The fact that they have found nothing so far seems to indicate to me that the plane entered the water intact and hadn't broken up.
go west young man
(4,856 posts)means very small pieces scattered over a huge area. If they find anything it will likely be small fragments so they won't have much to go on. Most of it has probably sunk or dispersed.
Sunlei
(22,651 posts)Their crew cabin hit the water at about 200mph from 'freefall'.
Bosonic
(3,746 posts)Pan Am flight 103 over Lockerbie unfortunately provides empirical evidence that large sections can survive a 'disintegration' at >30,000ft and 500mph.

http://en.wikipedia.org/wiki/Pan_Am_Flight_103
jtuck004
(15,882 posts)outer skin ripped away, most of the plane would be intact while everyone inside was dying, either from lack of oxygen or perhaps the fumes from what was burning, incapacitating the crew and passengers fairly quickly. If it disintegrated in the air there would be lots of stuff that floats laying all over the place. If a fire or something happened inside everything could still be inside, with a little escaping as it probably broke on hitting the water, but taking most everything down with it.
SoapBox
(18,791 posts)Swiss Air and Air France (Concorde and Airbuss).
RIP All.
ColesCountyDem
(6,944 posts)SoapBox
(18,791 posts)Agschmid
(28,749 posts)Gin
(7,212 posts)Could help the investigation. IMHO
Sunlei
(22,651 posts)Gumboot
(531 posts)No distress call from the pilots means something happened very suddenly - there was no time for them to react.
A bomb on board? Structural failure? Mid-air collision? Perhaps even a missile?
As for the rumours that the plane had 'turned around', maybe that was a large piece of wreckage spiralling downward out of control.
I find it very strange that no floating debris has been found, though. It is usually scattered over a wide area.

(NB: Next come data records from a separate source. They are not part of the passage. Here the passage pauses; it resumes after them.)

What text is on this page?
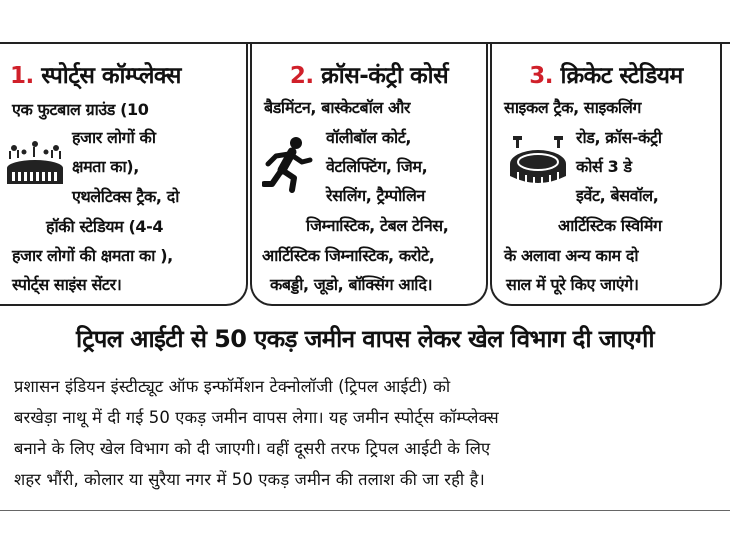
1. स्पोर्ट्स कॉम्प्लेक्स
एक फुटबाल ग्राउंड (10
हजार लोगों की
क्षमता का),
एथलेटिक्स ट्रैक, दो
हॉकी स्टेडियम (4-4
हजार लोगों की क्षमता का ),
स्पोर्ट्स साइंस सेंटर।
2. क्रॉस-कंट्री कोर्स
बैडमिंटन, बास्केटबॉल और
वॉलीबॉल कोर्ट,
वेटलिफ्टिंग, जिम,
रेसलिंग, ट्रैम्पोलिन
जिम्नास्टिक, टेबल टेनिस,
आर्टिस्टिक जिम्नास्टिक, करोटे,
कबड्डी, जूडो, बॉक्सिंग आदि।
3. क्रिकेट स्टेडियम
साइकल ट्रैक, साइकलिंग
रोड, क्रॉस-कंट्री
कोर्स 3 डे
इवेंट, बेसवॉल,
आर्टिस्टिक स्विमिंग
के अलावा अन्य काम दो
साल में पूरे किए जाएंगे।
ट्रिपल आईटी से 50 एकड़ जमीन वापस लेकर खेल विभाग दी जाएगी
प्रशासन इंडियन इंस्टीट्यूट ऑफ इन्फॉर्मेशन टेक्नोलॉजी (ट्रिपल आईटी) को
बरखेड़ा नाथू में दी गई 50 एकड़ जमीन वापस लेगा। यह जमीन स्पोर्ट्स कॉम्प्लेक्स
बनाने के लिए खेल विभाग को दी जाएगी। वहीं दूसरी तरफ ट्रिपल आईटी के लिए
शहर भौंरी, कोलार या सुरैया नगर में 50 एकड़ जमीन की तलाश की जा रही है।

The B-777 family of airliners has had an exceptional safety record thus far.
SoapBox
(18,791 posts)There are all kinds of bits and pieces that would float.
840high
(17,196 posts)should be floating if it hit water.
brooklynite
(96,882 posts)...if the pilots are busy trying to recover control after an incident, they may not let themselves get distracted by making a radio announcement.
freshwest
(53,661 posts)Would that be a blow out due to less atmospheric pressure?
I'm not sure what they are telling us here, by the term disintegration. If it happened at that altitude, as least the people didn't suffer, I guess.
RIP. Sympathy for their famiies.
brett_jv
(1,245 posts)into the computer on time.
Not to make light of this, but I'm really hoping that somehow everyone is okay, and just hanging out on some island somewhere, waiting for us to find them.
I can't ever remember it taking so long for a missing plane to be found as it has in this particular case. Pretty strange, really.
If those poor folks didn't make it, I really hope that they didn't suffer.